I have two passions in life: cooking and writing. My mind seeks out connections and I often link my passions together. I wondered if I could identify some key ingredients in prose that, like cooking, were essential to composing a solid story.
I don’t think many chefs would argue that two of the most versatile ingredients for any dish are salt and butter. Add to that the rack of spices that can nuance the flavor, and you have all the components for either a brilliant dish or a ruinous one.
Salt Has Attitude
In cooking, salt magnifies the other flavors around it, but too much overpowers everything. A similar element in writing it voice. There’s some argument about what voice is. Some think of it as simply the style of the author. Others, consider it the thoughts and expressions of the character. Either way, it elevates the writing.
I consider voice to be both of these elements, and each can benefit the story if used in the correct amounts. First there’s authorial voice, which some call style. This is the subtle use of word choice that makes one author identifiable no matter what is written. I think this is most strongly evident in third person narration with a strong narrator.
Modern fiction has veered down the first person narrative road, thus confusing the issue of authorial style and a character’s point of view. The latter is what most writer’s consider voice. Here, the entire world is filtered through the lens of the point of view character. A strong personality will elicit an equally strong narrative.
As with true salt, too much voice can easily slip into the territory of the rant or stream of consciousness. Plot is lost and what remains is pure character. This ceases to be a narrative.
The Butter Speaks
Not every dish has butter. I’ve cooked plenty with simply a little oil and some veggies. Yet none could argue that butter adds richness. I’ve heard restaurant chefs say that when their meals don’t taste up to par, they simply add butter. And let’s not even go to baking. Can you honestly bake anything without butter?
In writing, one element also adds a rich taste to any narrative, and that’s dialogue. Yes, you can have stories that have little or no dialogue, but no one could read that sort of thing all the time. It would having an essay every day. Dialogue is essential to narrative. When I read more than a page of my writing that has no dialogue, I worry.
Conversely, there are brilliant stories with almost all dialogue. My first thought goes to “Hills Like White Elephants” by Hemingway. Here only simple actions and dialogue fill this story. Screenplays also rely heavily on dialogue, just as some cooked dishes rely on a heavy dousing of butter.
A good cupboard is filled with over a dozen spices. In small amounts, these will make a dish soar. However, it is so easy to over spice. I recently cooked a minestrone soup, but ran out of chicken stock. Using water, I wanted to bump up the flavor. I dumped on the dried oregano. Too much, in fact. The meal was hardly palatable.
The same goes for writing. Some techniques, while amazing in small doses, drag the narrative down in too large amounts. Take figurative language. Prose is not poetry. A few metaphors go a long way. We want our readers to connect with the character and become involved with the plot, not obsess over our word play. I think most authors get trapped by this because they want to show off their skills.
Cussing also falls into this category.
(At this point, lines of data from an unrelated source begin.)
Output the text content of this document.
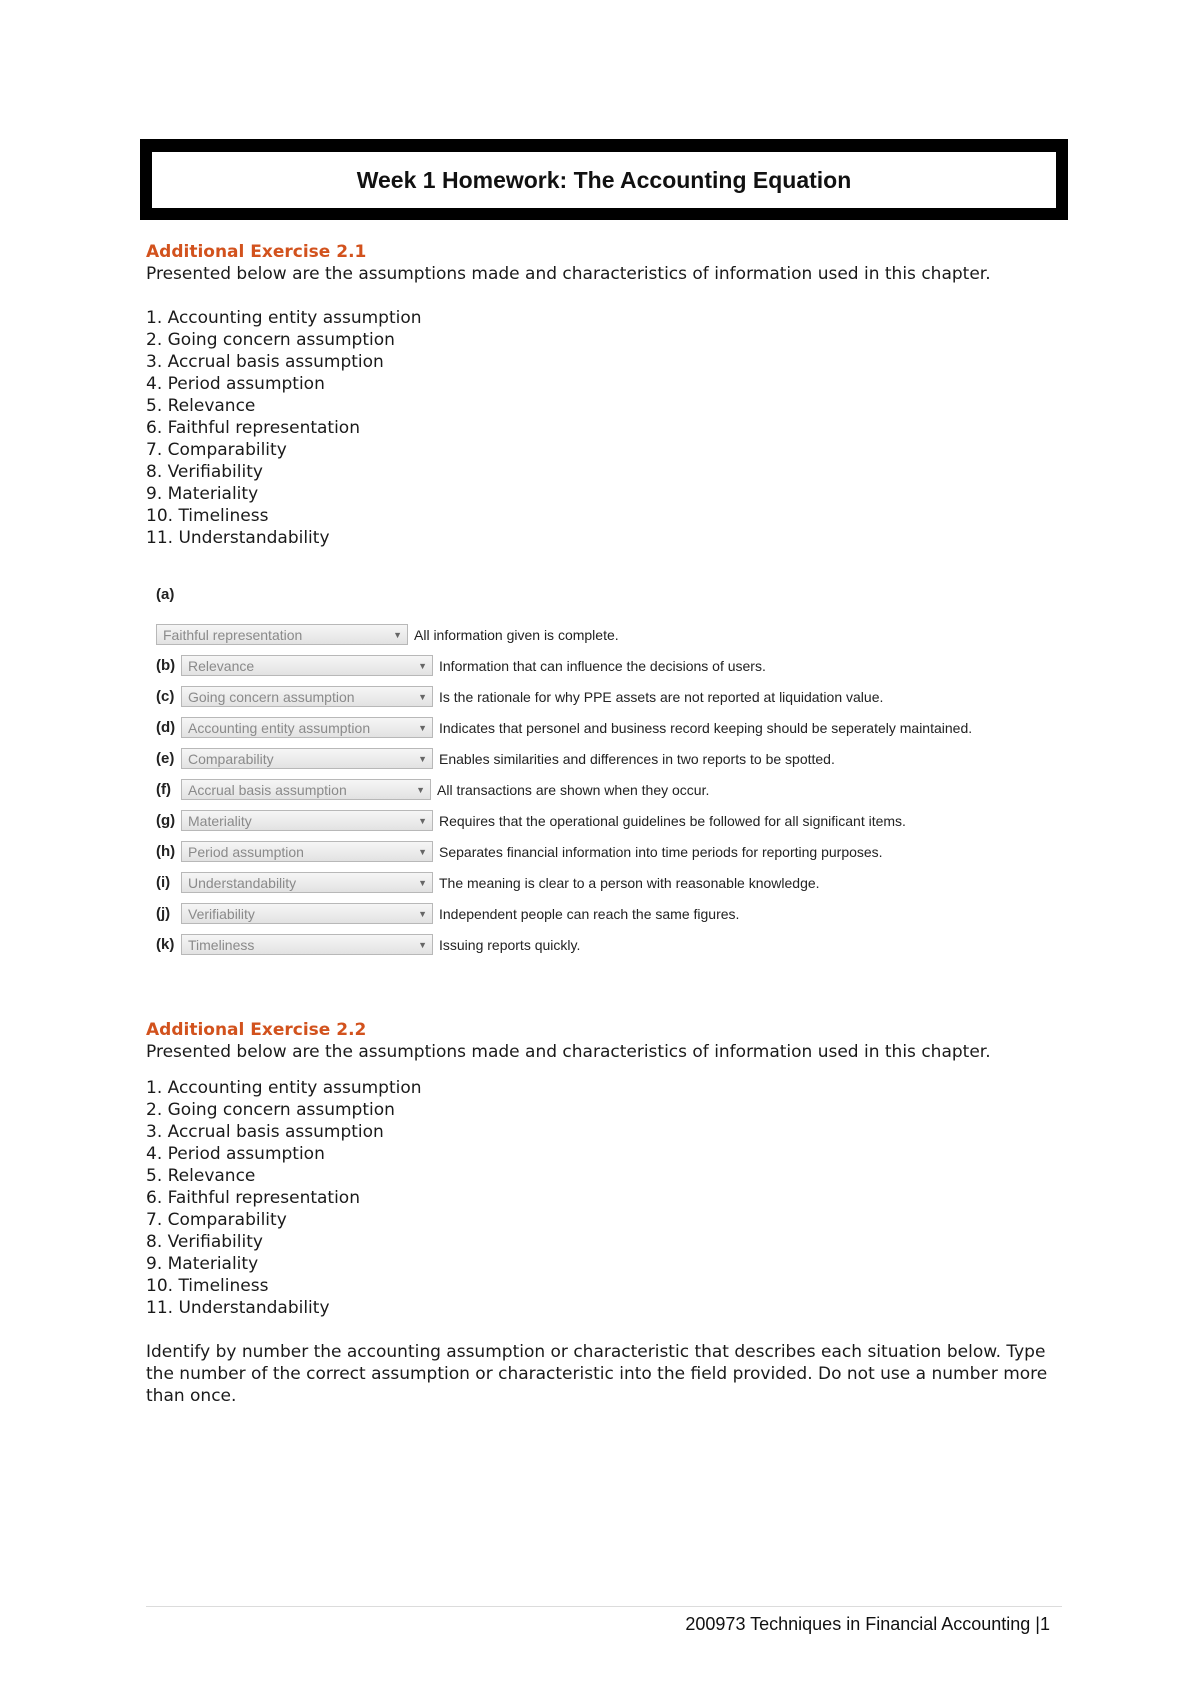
Week 1 Homework: The Accounting Equation
Additional Exercise 2.1
Presented below are the assumptions made and characteristics of information used in this chapter.
1. Accounting entity assumption
2. Going concern assumption
3. Accrual basis assumption
4. Period assumption
5. Relevance
6. Faithful representation
7. Comparability
8. Verifiability
9. Materiality
10. Timeliness
11. Understandability
(a)
Faithful representation	▼ All information given is complete.
(b) Relevance	▼ Information that can influence the decisions of users.
(c) Going concern assumption	▼ Is the rationale for why PPE assets are not reported at liquidation value.
(d) Accounting entity assumption	▼ Indicates that personel and business record keeping should be seperately maintained.
(e) Comparability	▼ Enables similarities and differences in two reports to be spotted.
(f)	Accrual basis assumption	▼ All transactions are shown when they occur.
(g) Materiality	▼ Requires that the operational guidelines be followed for all significant items.
(h) Period assumption	▼ Separates financial information into time periods for reporting purposes.
(i)	Understandability	▼ The meaning is clear to a person with reasonable knowledge.
(j)	Verifiability	▼ Independent people can reach the same figures.
(k) Timeliness	▼ Issuing reports quickly.
Additional Exercise 2.2
Presented below are the assumptions made and characteristics of information used in this chapter.
1. Accounting entity assumption
2. Going concern assumption
3. Accrual basis assumption
4. Period assumption
5. Relevance
6. Faithful representation
7. Comparability
8. Verifiability
9. Materiality
10. Timeliness
11. Understandability
Identify by number the accounting assumption or characteristic that describes each situation below. Type the number of the correct assumption or characteristic into the field provided. Do not use a number more than once.
200973 Techniques in Financial Accounting |1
I’m not against dropping in a four letter word here of there. But some writers sprinkle in curse words as if they were salt. Yes, that might be how people really speak, but narrative amplifies life, not imitates it. We strive to write a better-than-reality depiction of real life. Just like a contemporary painter can create a realistic composition that rivals the true subject matter, the writer must pick and choose when to allow cursing into his or her story. Think: am I including this word because it’s the best word? Can I achieve this emotional value in another way?
Cooking Up a Good Tale
Now that you know some of the basic flavors and spices that make up a story, go out and cook one up. Remember, salt it with voice and butter up the dialogue. Add some spice, but only a dash. Let the plot and characters speak for themselves.